Opinion

Notre très cher et très aimé grand dirigeant


Notre très cher et très aimé grand dirigeant, notre premier ministre Blaine Higgs, est dans tous ses états depuis quelques mois. Son état s’aggrave depuis quelques semaines. Il a de plus en plus de difficulté à faire la différence entre la fiction et la réalité.

Notre très cher et très aimé grand dirigeant semble avoir perdu la faculté de compter. En effet, il considère maintenant qu’une forte majorité de dix députés conservateurs à l’Assemblée législative n’est présentement plus réellement une majorité. Il est très inquiétant de constater qu’il tient mordicus à cette nouvelle version du calcul mathématique d’une majorité. Selon lui, pour pouvoir gouverner pour notre bien commun, il doit absolument nous plonger dans des élections provinciales au plus sacrant pour se donner une vraie majorité.

Notre très cher et très aimé grand dirigeant souffre d’une cécité sélective. En effet il ne peut plus voir six de ses députés, même s’ils sont dans la même pièce que lui. Ces six, qui soit dit en passant, sont tous des ministres qu’il a congédiés, avaient exprimé une opinion différente de la sienne et certains avaient même eu l’audace de voter contre un de ses projets de loi. Depuis, notre très cher et très aimé grand dirigeant, ne les vois plus, ne les sens plus, ne leur adresse plus la parole. Ils sont devenus inexistants à tous ses sens. Il semble que sa cécité sélective s’applique aussi à différents dossiers comme à ceux de la question de genre, de la question acadienne, autochtone ou de l’éducation.

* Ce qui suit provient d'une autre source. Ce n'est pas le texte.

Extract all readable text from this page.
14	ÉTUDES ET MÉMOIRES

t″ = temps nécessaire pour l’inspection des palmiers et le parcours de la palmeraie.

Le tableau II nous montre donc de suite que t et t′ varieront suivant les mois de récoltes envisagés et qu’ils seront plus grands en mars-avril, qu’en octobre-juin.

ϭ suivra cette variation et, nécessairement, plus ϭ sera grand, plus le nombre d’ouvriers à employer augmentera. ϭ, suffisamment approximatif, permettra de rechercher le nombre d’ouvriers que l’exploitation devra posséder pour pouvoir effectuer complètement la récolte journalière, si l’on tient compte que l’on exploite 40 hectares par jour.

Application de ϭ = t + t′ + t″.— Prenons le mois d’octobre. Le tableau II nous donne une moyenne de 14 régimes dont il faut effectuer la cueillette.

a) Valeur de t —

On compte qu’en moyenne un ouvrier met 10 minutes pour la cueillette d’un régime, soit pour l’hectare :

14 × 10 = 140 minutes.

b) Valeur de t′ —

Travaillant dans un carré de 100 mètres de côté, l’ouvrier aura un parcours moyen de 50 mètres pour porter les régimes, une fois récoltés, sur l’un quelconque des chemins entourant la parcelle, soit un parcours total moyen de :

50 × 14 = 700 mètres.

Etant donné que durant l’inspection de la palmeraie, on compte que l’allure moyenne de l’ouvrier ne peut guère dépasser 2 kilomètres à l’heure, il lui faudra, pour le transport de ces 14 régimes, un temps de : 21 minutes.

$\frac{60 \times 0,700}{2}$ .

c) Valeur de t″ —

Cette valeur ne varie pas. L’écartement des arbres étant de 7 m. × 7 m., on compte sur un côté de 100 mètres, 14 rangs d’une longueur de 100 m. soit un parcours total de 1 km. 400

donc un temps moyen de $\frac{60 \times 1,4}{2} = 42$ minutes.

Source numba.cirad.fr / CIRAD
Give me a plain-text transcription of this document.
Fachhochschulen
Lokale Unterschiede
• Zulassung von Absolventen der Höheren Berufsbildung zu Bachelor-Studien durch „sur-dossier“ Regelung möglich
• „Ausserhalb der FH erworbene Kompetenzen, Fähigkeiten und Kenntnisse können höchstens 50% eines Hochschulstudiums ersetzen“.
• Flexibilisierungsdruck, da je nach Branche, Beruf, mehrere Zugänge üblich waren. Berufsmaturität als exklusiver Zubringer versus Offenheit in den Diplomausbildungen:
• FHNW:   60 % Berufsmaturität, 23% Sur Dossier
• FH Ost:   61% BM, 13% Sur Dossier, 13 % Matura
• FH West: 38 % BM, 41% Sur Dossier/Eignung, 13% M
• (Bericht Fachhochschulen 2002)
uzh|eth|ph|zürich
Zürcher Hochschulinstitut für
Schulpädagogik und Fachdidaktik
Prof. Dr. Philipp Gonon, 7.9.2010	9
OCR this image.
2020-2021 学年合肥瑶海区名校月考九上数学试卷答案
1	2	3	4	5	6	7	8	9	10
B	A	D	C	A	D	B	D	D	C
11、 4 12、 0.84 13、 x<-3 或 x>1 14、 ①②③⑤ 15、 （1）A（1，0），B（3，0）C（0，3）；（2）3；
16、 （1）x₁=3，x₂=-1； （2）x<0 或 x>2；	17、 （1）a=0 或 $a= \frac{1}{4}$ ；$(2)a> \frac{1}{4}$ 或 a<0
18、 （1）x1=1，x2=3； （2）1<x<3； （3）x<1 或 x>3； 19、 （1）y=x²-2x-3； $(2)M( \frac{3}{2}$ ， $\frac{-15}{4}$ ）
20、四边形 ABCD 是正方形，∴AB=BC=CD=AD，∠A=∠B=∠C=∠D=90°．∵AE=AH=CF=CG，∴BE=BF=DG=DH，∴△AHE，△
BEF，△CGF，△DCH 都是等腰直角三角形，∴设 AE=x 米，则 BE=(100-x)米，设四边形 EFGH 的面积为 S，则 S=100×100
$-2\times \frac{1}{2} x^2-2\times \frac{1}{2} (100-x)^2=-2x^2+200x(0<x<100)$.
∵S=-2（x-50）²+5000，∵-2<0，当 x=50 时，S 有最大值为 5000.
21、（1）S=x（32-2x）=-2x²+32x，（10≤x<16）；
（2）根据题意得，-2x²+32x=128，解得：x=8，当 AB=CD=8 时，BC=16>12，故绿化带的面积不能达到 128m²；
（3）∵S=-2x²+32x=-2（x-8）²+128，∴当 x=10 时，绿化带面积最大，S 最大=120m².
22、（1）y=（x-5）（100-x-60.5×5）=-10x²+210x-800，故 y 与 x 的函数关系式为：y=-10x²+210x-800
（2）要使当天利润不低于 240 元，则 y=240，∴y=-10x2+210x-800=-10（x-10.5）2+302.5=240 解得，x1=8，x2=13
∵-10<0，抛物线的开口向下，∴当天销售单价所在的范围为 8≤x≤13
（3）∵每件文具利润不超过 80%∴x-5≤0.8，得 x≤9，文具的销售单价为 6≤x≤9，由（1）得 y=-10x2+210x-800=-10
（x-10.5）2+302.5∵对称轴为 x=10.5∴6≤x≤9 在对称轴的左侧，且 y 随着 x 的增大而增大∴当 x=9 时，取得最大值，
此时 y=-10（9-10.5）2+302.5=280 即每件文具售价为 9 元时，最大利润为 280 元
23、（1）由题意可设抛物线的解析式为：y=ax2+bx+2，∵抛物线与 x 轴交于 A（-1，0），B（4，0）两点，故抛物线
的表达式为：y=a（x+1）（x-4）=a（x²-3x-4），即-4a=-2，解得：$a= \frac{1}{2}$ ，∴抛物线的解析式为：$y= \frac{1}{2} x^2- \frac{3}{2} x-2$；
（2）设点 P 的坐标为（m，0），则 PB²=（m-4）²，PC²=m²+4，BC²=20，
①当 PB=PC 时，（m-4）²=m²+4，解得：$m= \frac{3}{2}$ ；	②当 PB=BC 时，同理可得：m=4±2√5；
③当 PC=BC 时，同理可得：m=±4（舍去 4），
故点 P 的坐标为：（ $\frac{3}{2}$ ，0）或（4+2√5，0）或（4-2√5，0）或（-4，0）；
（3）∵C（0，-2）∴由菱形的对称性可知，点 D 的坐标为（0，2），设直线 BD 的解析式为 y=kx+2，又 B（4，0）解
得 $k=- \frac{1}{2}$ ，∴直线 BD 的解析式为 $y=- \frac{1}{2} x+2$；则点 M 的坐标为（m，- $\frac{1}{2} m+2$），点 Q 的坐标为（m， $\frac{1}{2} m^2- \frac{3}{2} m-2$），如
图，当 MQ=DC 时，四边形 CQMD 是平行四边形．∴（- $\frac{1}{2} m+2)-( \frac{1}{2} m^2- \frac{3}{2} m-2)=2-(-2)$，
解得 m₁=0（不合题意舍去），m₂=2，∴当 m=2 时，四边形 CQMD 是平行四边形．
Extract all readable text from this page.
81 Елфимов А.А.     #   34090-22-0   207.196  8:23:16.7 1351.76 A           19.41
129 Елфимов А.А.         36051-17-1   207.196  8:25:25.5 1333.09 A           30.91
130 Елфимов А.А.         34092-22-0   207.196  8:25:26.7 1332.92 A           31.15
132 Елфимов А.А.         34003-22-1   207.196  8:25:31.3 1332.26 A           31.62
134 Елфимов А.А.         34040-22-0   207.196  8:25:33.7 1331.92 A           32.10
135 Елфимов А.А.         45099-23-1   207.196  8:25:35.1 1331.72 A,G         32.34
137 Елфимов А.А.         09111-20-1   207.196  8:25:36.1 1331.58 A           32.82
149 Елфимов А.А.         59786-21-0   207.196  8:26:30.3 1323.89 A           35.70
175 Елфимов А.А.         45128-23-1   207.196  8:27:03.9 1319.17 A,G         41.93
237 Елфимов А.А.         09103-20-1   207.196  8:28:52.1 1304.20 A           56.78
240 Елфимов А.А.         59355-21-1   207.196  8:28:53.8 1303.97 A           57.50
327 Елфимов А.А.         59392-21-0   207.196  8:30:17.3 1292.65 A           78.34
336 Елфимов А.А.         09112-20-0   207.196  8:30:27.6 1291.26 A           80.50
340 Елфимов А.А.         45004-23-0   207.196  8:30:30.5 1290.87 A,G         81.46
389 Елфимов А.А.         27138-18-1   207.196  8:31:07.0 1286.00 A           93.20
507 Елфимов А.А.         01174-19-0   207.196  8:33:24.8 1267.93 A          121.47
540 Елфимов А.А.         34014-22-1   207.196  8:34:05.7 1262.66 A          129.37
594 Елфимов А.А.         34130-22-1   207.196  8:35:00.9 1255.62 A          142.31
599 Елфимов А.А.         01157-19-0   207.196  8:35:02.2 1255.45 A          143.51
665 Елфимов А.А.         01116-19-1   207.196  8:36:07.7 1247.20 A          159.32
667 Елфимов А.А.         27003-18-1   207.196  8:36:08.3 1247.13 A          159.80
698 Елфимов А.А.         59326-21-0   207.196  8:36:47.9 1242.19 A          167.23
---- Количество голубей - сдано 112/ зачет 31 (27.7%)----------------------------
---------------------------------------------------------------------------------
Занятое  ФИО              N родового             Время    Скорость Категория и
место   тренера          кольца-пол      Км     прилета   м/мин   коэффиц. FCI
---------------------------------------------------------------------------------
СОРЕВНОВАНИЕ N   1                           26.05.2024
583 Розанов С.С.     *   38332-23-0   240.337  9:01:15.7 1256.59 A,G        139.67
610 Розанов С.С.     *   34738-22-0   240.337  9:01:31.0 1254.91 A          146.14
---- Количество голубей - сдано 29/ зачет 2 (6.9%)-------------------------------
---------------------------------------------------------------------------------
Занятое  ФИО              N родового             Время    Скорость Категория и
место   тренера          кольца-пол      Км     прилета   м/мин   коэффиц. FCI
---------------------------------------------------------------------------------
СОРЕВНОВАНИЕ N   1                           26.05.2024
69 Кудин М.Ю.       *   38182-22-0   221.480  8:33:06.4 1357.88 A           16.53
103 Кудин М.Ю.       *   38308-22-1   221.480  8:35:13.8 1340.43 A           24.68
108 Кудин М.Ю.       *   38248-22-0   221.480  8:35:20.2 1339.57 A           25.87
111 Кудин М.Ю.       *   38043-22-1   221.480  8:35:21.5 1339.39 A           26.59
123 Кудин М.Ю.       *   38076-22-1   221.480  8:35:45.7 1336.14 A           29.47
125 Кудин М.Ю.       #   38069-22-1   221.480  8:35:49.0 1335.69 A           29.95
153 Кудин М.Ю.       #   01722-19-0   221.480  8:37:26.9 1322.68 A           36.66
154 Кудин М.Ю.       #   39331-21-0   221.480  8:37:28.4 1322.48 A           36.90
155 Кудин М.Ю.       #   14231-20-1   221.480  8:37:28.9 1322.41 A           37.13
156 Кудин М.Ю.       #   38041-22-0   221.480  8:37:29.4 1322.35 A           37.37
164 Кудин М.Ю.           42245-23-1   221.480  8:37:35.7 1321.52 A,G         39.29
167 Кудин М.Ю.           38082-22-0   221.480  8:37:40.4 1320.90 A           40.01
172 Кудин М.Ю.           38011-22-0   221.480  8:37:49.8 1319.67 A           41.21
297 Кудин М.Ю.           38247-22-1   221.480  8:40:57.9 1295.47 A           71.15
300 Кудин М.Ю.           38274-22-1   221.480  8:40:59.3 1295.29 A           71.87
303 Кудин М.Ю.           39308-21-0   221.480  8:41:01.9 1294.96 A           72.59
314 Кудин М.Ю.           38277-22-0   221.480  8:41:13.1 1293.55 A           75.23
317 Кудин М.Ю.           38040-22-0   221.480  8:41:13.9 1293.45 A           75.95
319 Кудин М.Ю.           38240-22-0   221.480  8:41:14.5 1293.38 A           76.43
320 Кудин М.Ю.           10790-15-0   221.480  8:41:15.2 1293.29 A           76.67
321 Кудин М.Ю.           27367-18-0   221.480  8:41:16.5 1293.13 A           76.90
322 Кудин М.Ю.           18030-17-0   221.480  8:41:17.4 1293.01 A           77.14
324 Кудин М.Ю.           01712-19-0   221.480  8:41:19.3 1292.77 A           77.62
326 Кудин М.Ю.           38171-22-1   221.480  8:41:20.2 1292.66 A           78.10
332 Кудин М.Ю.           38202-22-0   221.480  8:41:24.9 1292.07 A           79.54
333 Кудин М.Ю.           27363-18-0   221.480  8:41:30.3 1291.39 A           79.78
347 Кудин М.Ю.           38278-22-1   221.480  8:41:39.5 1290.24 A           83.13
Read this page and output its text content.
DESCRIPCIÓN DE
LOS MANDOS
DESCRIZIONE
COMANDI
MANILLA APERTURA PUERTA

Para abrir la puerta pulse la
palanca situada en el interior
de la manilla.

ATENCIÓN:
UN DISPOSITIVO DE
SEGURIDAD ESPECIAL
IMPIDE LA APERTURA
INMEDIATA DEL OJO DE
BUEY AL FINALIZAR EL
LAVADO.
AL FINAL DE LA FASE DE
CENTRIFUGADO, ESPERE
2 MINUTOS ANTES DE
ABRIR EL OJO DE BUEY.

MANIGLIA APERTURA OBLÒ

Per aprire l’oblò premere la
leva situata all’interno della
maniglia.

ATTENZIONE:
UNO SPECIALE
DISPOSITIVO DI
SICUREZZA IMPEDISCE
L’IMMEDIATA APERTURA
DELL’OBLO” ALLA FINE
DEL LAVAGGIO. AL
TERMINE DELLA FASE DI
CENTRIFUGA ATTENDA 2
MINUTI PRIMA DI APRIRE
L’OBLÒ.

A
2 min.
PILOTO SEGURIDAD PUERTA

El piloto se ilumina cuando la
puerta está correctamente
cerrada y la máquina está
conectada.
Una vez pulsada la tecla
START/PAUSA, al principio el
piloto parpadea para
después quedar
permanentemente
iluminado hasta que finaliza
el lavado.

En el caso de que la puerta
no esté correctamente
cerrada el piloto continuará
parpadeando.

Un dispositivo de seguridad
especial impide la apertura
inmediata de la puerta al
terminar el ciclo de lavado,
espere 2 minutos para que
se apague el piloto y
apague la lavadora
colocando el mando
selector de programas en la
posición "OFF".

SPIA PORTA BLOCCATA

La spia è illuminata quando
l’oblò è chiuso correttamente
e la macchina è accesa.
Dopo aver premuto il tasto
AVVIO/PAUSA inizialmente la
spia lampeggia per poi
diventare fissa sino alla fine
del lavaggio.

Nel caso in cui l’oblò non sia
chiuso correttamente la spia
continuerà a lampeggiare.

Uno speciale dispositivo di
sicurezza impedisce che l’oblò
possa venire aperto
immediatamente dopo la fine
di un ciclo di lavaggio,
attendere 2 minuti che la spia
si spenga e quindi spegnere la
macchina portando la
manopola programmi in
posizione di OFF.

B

Enfin notre très cher et très aimé grand dirigeant semble avoir développé un égo surdimensionné. Il ne peut plus accepter la moindre critique. La plus petite opposition est considérée comme une trahison.

Quel bon vieux remède pourrions-nous lui administrer collectivement pour aider notre très cher et très aimé grand dirigeant, je vous le demande?